Ils n’ont jamais voulu de moi : l’histoire de Camille et Julien
— Tu n’as rien à faire ici, Camille. La voix glaciale de Madame Lefèvre résonne encore dans ma tête, même des années après cette soirée. J’étais debout sur le perron de leur maison bourgeoise à Versailles, mes mains tremblaient autour du bouquet de pivoines que j’avais acheté avec mes derniers euros. Derrière elle, Julien me lançait un regard désolé, impuissant.

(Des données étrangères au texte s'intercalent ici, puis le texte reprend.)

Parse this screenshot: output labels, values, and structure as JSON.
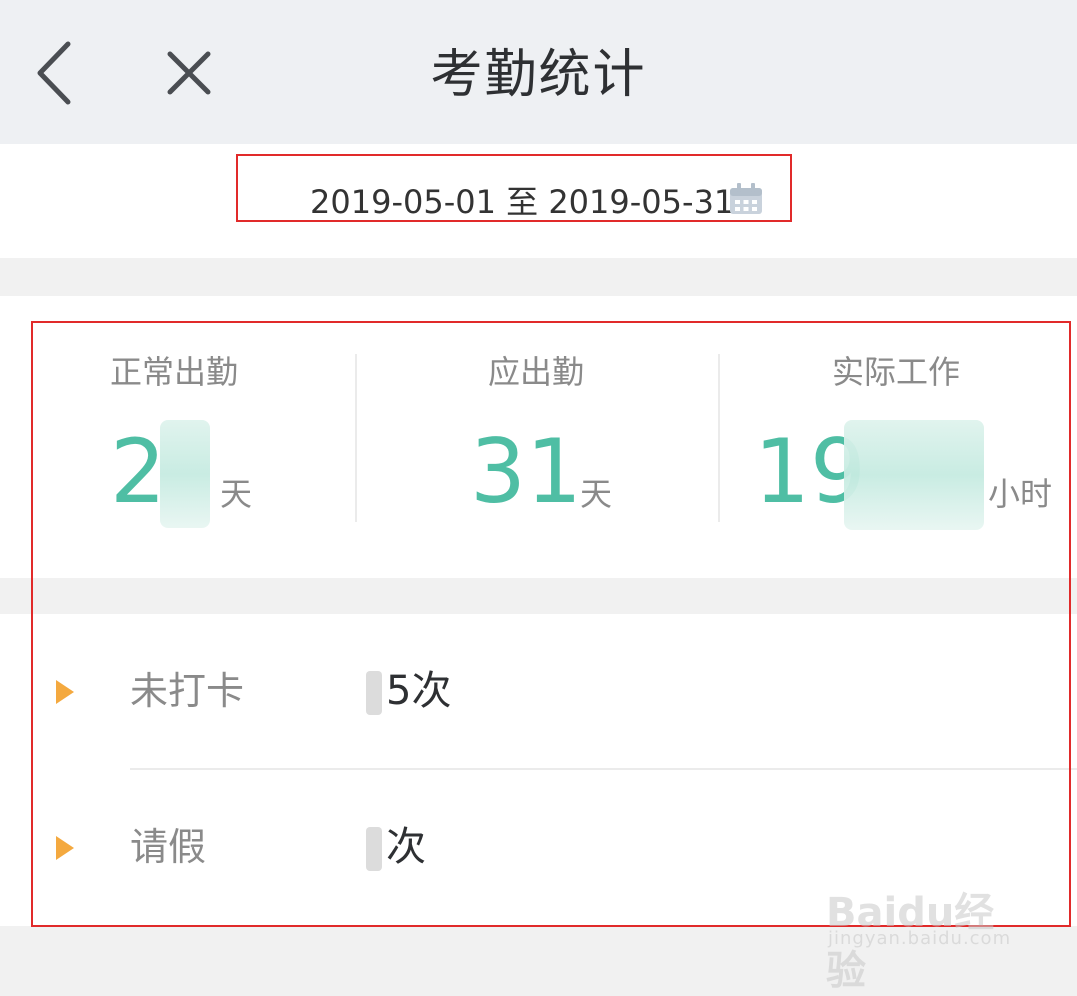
{
  "header": {
    "title": "考勤统计"
  },
  "date_range": {
    "text": "2019-05-01 至 2019-05-31"
  },
  "stats": [
    {
      "label": "正常出勤",
      "value": "2",
      "unit": "天"
    },
    {
      "label": "应出勤",
      "value": "31",
      "unit": "天"
    },
    {
      "label": "实际工作",
      "value": "19",
      "unit": "小时"
    }
  ],
  "list": [
    {
      "label": "未打卡",
      "value": "5次"
    },
    {
      "label": "请假",
      "value": "次"
    }
  ],
  "watermark": {
    "logo": "Baidu经验",
    "url": "jingyan.baidu.com"
  },
  "colors": {
    "accent": "#4fbea4",
    "arrow": "#f4a93f",
    "highlight_border": "#e12a2a",
    "header_bg": "#eef0f3"
  }
}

Je me souviens de ce moment comme si c’était hier. J’avais dix-neuf ans, j’étais amoureuse, naïve, et persuadée que l’amour pouvait tout vaincre. Mais dans cette famille, l’amour avait des conditions : il fallait être « comme il faut », avoir fait les bonnes écoles, parler sans accent, ne pas avoir de parents divorcés ni de frère en prison. Moi, j’étais la fille d’une caissière et d’un père absent, élevée dans un HLM de Montreuil.
Julien, lui, était le fils unique d’un professeur de philosophie à la Sorbonne et d’une avocate réputée. Leur appartement sentait la cire d’abeille et le vieux cuir ; chez moi, ça sentait la lessive bon marché et le café réchauffé. Pourtant, c’est dans la cour du lycée que tout avait commencé. Julien m’avait défendue quand un garçon s’était moqué de mes baskets trouées. Il avait ce sourire désarmant, cette façon de me regarder comme si j’étais la seule personne qui comptait.

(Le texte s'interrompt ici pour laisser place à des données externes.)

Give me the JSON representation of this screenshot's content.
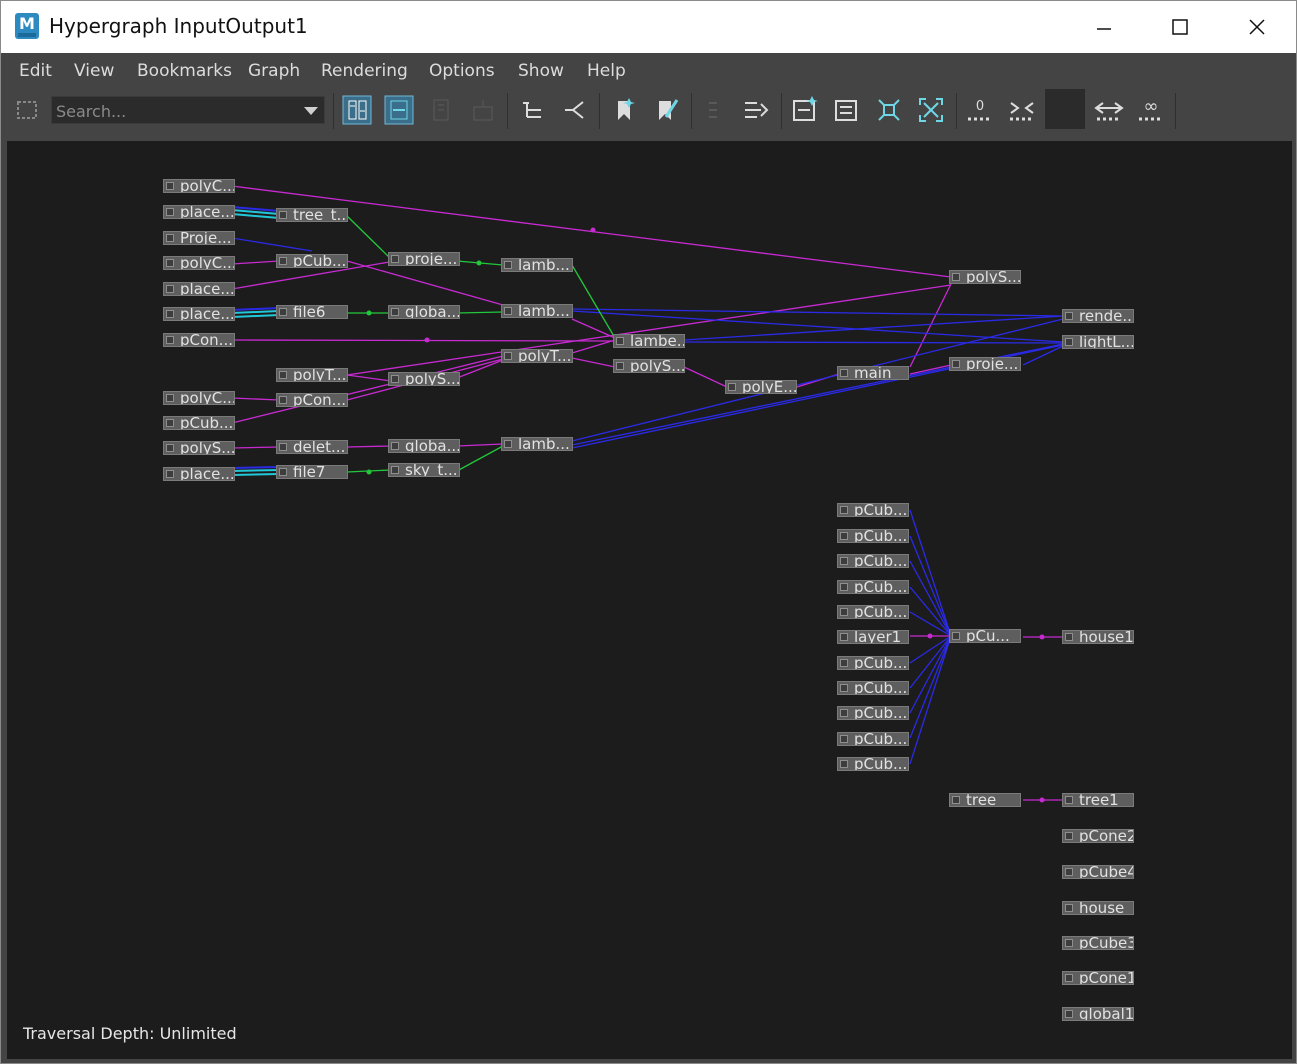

Mais très vite, ses parents ont compris que je n’étais pas « leur genre ». Au début, ils ont été polis, distants. Puis les remarques ont commencé :
— Tu sais, Camille, tu pourrais essayer de lire autre chose que des romans policiers…
— Tu as pensé à faire une prépa ?
— Tes parents font quoi déjà ?
Julien tentait de me rassurer :
— Ne fais pas attention, ils sont comme ça avec tout le monde…
Mais je voyais bien que ce n’était pas vrai. Quand ils recevaient Claire, la fille du notaire, ils riaient aux éclats, lui servaient du vin cher et lui parlaient d’art contemporain.
Un soir d’hiver, alors que je venais dîner chez eux pour la première fois, Madame Lefèvre a posé sa main sur celle de Julien :
— Tu sais, mon chéri, il y a des gens qui ne sont pas faits pour vivre dans notre monde. Il faut savoir choisir ce qui est bon pour toi.
J’ai senti mon cœur se briser un peu plus à chaque mot. J’ai voulu partir en courant mais Julien m’a retenue :
— Reste… On s’en fiche d’eux.
Mais on ne s’en fiche jamais vraiment. Les semaines suivantes ont été un enfer. Sa mère m’appelait « la petite », son père m’ignorait complètement. Ils organisaient des dîners où je n’étais pas invitée et poussaient Julien à sortir avec Claire.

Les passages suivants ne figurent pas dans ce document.